Metadata-Version: 2.4
Name: llm-sentry
Version: 0.2.0
Summary: Unified AI reliability platform. One install, 12 diagnostic engines. Continuous monitoring, fault diagnosis, and compliance for LLM pipelines.
Project-URL: Homepage, https://github.com/Rowusuduah/llm-sentry
Project-URL: Repository, https://github.com/Rowusuduah/llm-sentry
Project-URL: Issues, https://github.com/Rowusuduah/llm-sentry/issues
Author-email: Richmond Owusu Duah <Rowusuduah@users.noreply.github.com>
License: MIT
License-File: LICENSE
Keywords: agents,ai,diagnosis,evaluation,llm,mlops,monitoring,observability,pipeline,production,rag,reliability,sentry,testing
Classifier: Development Status :: 3 - Alpha
Classifier: Intended Audience :: Developers
Classifier: License :: OSI Approved :: MIT License
Classifier: Programming Language :: Python :: 3.10
Classifier: Programming Language :: Python :: 3.11
Classifier: Programming Language :: Python :: 3.12
Classifier: Topic :: Scientific/Engineering :: Artificial Intelligence
Classifier: Topic :: Software Development :: Testing
Requires-Python: >=3.10
Requires-Dist: agent-patrol>=0.1.0
Requires-Dist: chain-probe>=0.1.0
Requires-Dist: context-recall>=0.1.0
Requires-Dist: cot-coherence>=0.1.0
Requires-Dist: drift-sentinel>=0.1.0
Requires-Dist: inject-lock>=0.1.0
Requires-Dist: llm-contract>=0.1.0
Requires-Dist: llm-mutation>=0.1.0
Requires-Dist: model-parity>=0.1.0
Requires-Dist: prompt-brittleness>=0.1.0
Requires-Dist: rag-pathology>=0.1.0
Requires-Dist: spec-drift>=0.1.0
Provides-Extra: dev
Requires-Dist: pytest-cov; extra == 'dev'
Requires-Dist: pytest>=7.0; extra == 'dev'
Requires-Dist: ruff; extra == 'dev'
Description-Content-Type: text/markdown

# llmguardrail

**One install. 12 diagnostic engines. Your AI pipeline's immune system.**

Stop guessing why your LLM app is broken. `llmguardrail` runs 12 specialized diagnostic engines across your entire AI stack — RAG pipelines, agent loops, chain-of-thought reasoning, prompt stability, model swaps, and output drift — in a single scan.

```bash
pip install llm-sentry
```

## The Problem

You have an LLM in production. It breaks. You don't know why.

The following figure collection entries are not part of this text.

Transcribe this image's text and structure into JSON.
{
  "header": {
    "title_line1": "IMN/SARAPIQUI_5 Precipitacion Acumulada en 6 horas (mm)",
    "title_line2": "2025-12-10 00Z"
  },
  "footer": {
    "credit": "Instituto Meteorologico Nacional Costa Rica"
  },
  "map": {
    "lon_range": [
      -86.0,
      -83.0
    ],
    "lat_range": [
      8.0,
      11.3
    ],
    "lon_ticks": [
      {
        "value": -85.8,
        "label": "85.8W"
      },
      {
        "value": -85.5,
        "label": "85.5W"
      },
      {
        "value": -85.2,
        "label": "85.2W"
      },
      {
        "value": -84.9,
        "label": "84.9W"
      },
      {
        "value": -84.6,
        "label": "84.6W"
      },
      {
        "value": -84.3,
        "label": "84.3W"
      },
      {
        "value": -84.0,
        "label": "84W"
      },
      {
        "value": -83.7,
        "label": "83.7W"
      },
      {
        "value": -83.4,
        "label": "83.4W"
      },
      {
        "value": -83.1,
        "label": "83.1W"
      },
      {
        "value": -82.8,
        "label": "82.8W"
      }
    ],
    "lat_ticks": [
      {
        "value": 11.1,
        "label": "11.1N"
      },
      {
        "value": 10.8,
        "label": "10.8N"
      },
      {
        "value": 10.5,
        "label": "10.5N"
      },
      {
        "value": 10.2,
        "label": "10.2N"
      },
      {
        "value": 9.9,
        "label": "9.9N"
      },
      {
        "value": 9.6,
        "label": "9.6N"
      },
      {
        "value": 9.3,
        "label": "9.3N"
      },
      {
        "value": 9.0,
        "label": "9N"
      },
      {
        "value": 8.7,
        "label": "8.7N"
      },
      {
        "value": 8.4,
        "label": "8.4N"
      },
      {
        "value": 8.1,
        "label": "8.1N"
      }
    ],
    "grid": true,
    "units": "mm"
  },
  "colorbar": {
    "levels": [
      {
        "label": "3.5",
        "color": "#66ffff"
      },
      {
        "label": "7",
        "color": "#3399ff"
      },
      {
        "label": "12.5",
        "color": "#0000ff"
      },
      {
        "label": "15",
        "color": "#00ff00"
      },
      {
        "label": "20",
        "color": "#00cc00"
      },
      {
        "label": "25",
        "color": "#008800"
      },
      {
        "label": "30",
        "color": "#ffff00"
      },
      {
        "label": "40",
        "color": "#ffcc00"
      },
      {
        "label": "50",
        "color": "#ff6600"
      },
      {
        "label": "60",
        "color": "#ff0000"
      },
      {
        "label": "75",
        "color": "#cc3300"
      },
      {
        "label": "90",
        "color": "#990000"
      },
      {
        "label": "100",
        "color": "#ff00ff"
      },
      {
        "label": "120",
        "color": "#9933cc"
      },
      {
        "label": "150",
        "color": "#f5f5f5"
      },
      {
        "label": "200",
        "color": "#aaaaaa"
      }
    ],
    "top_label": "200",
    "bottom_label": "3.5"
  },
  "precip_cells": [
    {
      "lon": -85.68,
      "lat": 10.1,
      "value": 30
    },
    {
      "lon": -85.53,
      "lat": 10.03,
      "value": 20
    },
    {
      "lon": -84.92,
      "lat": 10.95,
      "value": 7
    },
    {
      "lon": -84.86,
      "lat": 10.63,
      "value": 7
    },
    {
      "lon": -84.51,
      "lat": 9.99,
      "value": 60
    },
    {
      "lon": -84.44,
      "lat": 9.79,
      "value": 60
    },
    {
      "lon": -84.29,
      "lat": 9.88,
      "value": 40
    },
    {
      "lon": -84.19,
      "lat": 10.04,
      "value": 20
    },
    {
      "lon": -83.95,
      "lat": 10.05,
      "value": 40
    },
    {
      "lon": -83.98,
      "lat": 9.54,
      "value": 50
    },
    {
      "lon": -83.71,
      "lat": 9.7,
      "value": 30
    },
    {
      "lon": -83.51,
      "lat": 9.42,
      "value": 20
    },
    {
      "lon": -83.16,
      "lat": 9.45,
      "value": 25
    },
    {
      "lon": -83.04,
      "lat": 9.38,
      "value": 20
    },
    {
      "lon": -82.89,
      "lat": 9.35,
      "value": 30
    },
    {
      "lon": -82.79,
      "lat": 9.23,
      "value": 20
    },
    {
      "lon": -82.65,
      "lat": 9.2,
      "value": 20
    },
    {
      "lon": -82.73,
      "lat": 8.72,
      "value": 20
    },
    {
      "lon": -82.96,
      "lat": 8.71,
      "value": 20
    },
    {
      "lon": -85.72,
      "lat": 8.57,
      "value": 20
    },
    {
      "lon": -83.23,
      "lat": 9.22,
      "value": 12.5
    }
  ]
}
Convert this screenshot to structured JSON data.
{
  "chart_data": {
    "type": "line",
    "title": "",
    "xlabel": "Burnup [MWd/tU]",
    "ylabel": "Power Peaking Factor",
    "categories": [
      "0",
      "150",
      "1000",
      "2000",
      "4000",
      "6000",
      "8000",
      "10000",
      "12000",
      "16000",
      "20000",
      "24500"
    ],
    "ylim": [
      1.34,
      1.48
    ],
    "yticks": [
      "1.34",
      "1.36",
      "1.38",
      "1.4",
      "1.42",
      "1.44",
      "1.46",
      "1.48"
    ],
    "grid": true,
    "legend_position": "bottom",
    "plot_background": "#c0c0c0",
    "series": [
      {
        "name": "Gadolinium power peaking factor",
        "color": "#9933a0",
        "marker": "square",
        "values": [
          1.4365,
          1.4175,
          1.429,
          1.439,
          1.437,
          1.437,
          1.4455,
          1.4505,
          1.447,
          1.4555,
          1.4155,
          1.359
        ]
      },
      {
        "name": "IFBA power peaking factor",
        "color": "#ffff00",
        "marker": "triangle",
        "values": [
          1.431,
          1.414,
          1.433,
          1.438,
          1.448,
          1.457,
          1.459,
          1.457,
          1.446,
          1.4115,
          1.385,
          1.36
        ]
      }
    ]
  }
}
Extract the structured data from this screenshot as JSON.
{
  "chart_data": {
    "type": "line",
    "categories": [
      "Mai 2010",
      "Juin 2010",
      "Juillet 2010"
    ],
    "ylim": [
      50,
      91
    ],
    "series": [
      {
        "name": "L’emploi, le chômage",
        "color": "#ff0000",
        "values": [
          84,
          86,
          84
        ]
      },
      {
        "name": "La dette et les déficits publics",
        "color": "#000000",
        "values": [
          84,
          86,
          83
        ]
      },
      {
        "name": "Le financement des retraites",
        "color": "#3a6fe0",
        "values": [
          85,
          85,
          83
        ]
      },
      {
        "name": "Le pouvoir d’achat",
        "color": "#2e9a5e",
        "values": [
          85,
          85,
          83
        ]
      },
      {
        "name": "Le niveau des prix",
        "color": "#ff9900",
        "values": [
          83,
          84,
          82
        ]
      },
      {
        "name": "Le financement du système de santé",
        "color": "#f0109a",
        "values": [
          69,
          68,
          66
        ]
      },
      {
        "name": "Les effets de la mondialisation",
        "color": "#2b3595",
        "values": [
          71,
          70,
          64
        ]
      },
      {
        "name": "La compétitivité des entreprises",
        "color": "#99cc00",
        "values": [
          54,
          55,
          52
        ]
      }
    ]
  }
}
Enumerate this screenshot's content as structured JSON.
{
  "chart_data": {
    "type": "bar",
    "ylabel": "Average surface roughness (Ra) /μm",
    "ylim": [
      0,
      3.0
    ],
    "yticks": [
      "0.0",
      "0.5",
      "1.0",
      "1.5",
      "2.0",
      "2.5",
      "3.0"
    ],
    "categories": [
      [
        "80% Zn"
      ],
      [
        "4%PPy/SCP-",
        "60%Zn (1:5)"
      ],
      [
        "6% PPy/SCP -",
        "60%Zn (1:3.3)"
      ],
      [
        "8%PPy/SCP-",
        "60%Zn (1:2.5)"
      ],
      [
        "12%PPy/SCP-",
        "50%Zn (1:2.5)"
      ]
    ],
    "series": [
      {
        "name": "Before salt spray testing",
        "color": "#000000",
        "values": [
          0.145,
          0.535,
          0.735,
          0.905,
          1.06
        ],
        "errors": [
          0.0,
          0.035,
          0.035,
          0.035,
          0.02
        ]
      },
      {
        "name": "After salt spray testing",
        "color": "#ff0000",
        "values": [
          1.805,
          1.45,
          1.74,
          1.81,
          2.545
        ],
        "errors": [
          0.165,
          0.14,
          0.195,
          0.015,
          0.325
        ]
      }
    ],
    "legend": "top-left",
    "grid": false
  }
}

- Is it retrieval? Generation? Both?
- Is your agent stuck in a loop?
- Did your last prompt change break something?
- Is your chain-of-thought reasoning actually coherent?
- Did swapping models change behavior?

You're left stitching together 5+ tools, each with different APIs, different install processes, different report formats.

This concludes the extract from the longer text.